Claire Underwood has her own developmental organization, but she also operates like her husband, who she calls “Francis.” We could be tempted to call her “Lady Macbeth” but this is no Elizabethan tragedy where comeuppance descends upon those who commit murder. House of Cards is more like a circus, but instead of clowns and freaks, we have intelligent individuals out to transform us constituents and audiences into clowns and freaks.
The cast is stellar in performances. The characters are almost as delicious as those in Downtown Abbey, transplanted to Washington and a different period. Unlike that globally beloved British hit, House of Cards has characters who don’t wait for fate to take over. They try to change destiny when its old hands loom in the horizon. The nice thing about the series is that no one has the monopoly of fate at all.
Actors who play politicians and lobbyists and secret-service agents all smell of dirty politics, or, at least, allows into politics a scent of superficial decency.
We can complain about the numerous characters whose names we can’t follow. But that’s the least of our problem. The way to enjoy House of Cards is to savor the events without knowing the people. It is, after all, a carnival where people in grand costumes and with grand gestures come and go. We needn’t know them. They are all wearing masks. Let us enjoy the masquerade ball before the plague kills them one by one.
Gerald McRaney as Raymund Tusk is the billionaire who manipulates the prices of gas, China and the president. He’s compelling as an old man who lives modestly but has the wisdom of amorality.

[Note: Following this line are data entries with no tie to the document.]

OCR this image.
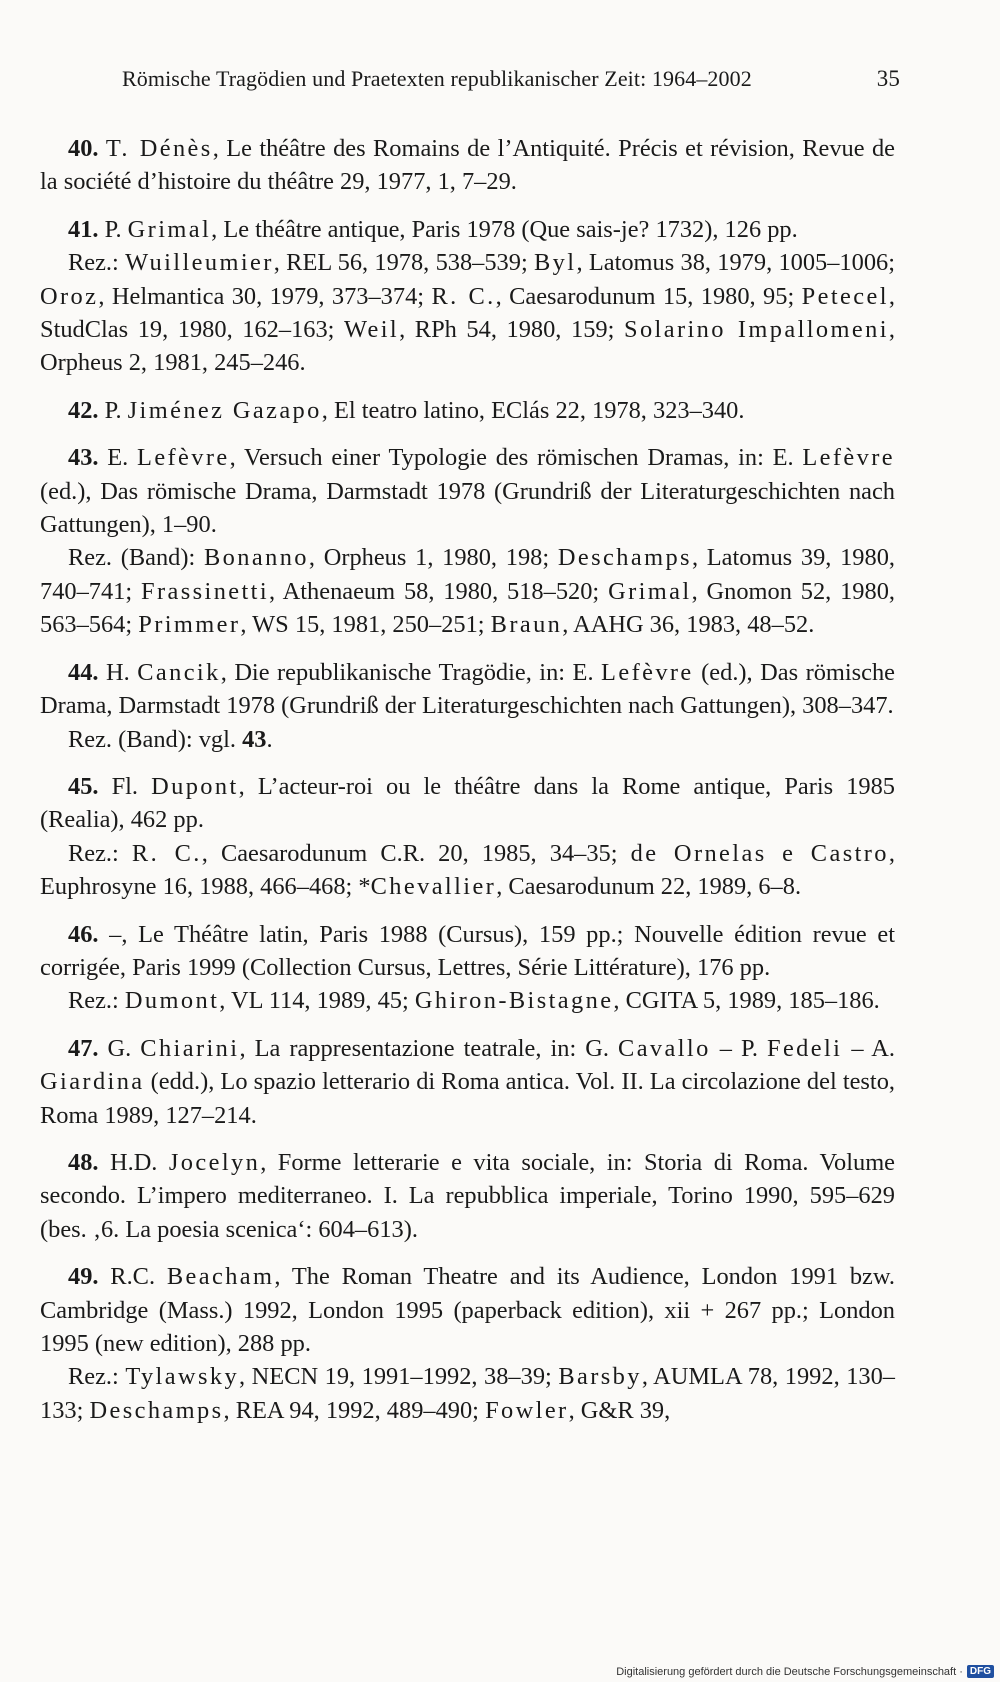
Römische Tragödien und Praetexten republikanischer Zeit: 1964–2002	35

40. T. Dénès, Le théâtre des Romains de l’Antiquité. Précis et révision, Revue de la société d’histoire du théâtre 29, 1977, 1, 7–29.

41. P. Grimal, Le théâtre antique, Paris 1978 (Que sais-je? 1732), 126 pp.

Rez.: Wuilleumier, REL 56, 1978, 538–539; Byl, Latomus 38, 1979, 1005–1006; Oroz, Helmantica 30, 1979, 373–374; R. C., Caesarodunum 15, 1980, 95; Petecel, StudClas 19, 1980, 162–163; Weil, RPh 54, 1980, 159; Solarino Impallomeni, Orpheus 2, 1981, 245–246.

42. P. Jiménez Gazapo, El teatro latino, EClás 22, 1978, 323–340.

43. E. Lefèvre, Versuch einer Typologie des römischen Dramas, in: E. Lefèvre (ed.), Das römische Drama, Darmstadt 1978 (Grundriß der Literaturgeschichten nach Gattungen), 1–90.

Rez. (Band): Bonanno, Orpheus 1, 1980, 198; Deschamps, Latomus 39, 1980, 740–741; Frassinetti, Athenaeum 58, 1980, 518–520; Grimal, Gnomon 52, 1980, 563–564; Primmer, WS 15, 1981, 250–251; Braun, AAHG 36, 1983, 48–52.

44. H. Cancik, Die republikanische Tragödie, in: E. Lefèvre (ed.), Das römische Drama, Darmstadt 1978 (Grundriß der Literaturgeschichten nach Gattungen), 308–347.

Rez. (Band): vgl. 43.

45. Fl. Dupont, L’acteur-roi ou le théâtre dans la Rome antique, Paris 1985 (Realia), 462 pp.

Rez.: R. C., Caesarodunum C.R. 20, 1985, 34–35; de Ornelas e Castro, Euphrosyne 16, 1988, 466–468; *Chevallier, Caesarodunum 22, 1989, 6–8.

46. –, Le Théâtre latin, Paris 1988 (Cursus), 159 pp.; Nouvelle édition revue et corrigée, Paris 1999 (Collection Cursus, Lettres, Série Littérature), 176 pp.

Rez.: Dumont, VL 114, 1989, 45; Ghiron-Bistagne, CGITA 5, 1989, 185–186.

47. G. Chiarini, La rappresentazione teatrale, in: G. Cavallo – P. Fedeli – A. Giardina (edd.), Lo spazio letterario di Roma antica. Vol. II. La circolazione del testo, Roma 1989, 127–214.

48. H.D. Jocelyn, Forme letterarie e vita sociale, in: Storia di Roma. Volume secondo. L’impero mediterraneo. I. La repubblica imperiale, Torino 1990, 595–629 (bes. ‚6. La poesia scenica‘: 604–613).

49. R.C. Beacham, The Roman Theatre and its Audience, London 1991 bzw. Cambridge (Mass.) 1992, London 1995 (paperback edition), xii + 267 pp.; London 1995 (new edition), 288 pp.

Rez.: Tylawsky, NECN 19, 1991–1992, 38–39; Barsby, AUMLA 78, 1992, 130–133; Deschamps, REA 94, 1992, 489–490; Fowler, G&R 39,

Digitalisierung gefördert durch die Deutsche Forschungsgemeinschaft · DFG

Claire Underwood is played by Robin Wright. She has an affair with a photographer, a dalliance that was known by her husband. When her photo in bed was leaked to the press, she used the photographer to deny and admit his involvement. This left the public confused about truth, a confusion that allowed Claire to survive the disaster. Her good, boring fashion, which limited her dress colors to black white and beige, hides a colorful collection of plots that could ruin other people.
Kevin Spacey, of course, is the ringmaster for this circus. Armed with asides that allow him to be theatrical, Spacey runs away with each episode. He is practically in all of the frames. Following the allegation of sexual assault late last year, he was fired by Netflix. I can’t imagine the episodes without Spacey delivering lines that’s a mixture of Bette Davis and Laurence Olivier. His character survived the attacks in House of Cards. But the actor couldn’t surmount the sexual-assault allegation in real life.
House of Cards is based on the novel written by Michael Dobbs.
By the way, in one episode, Frank kisses his bodyguard as Claire watches. So there.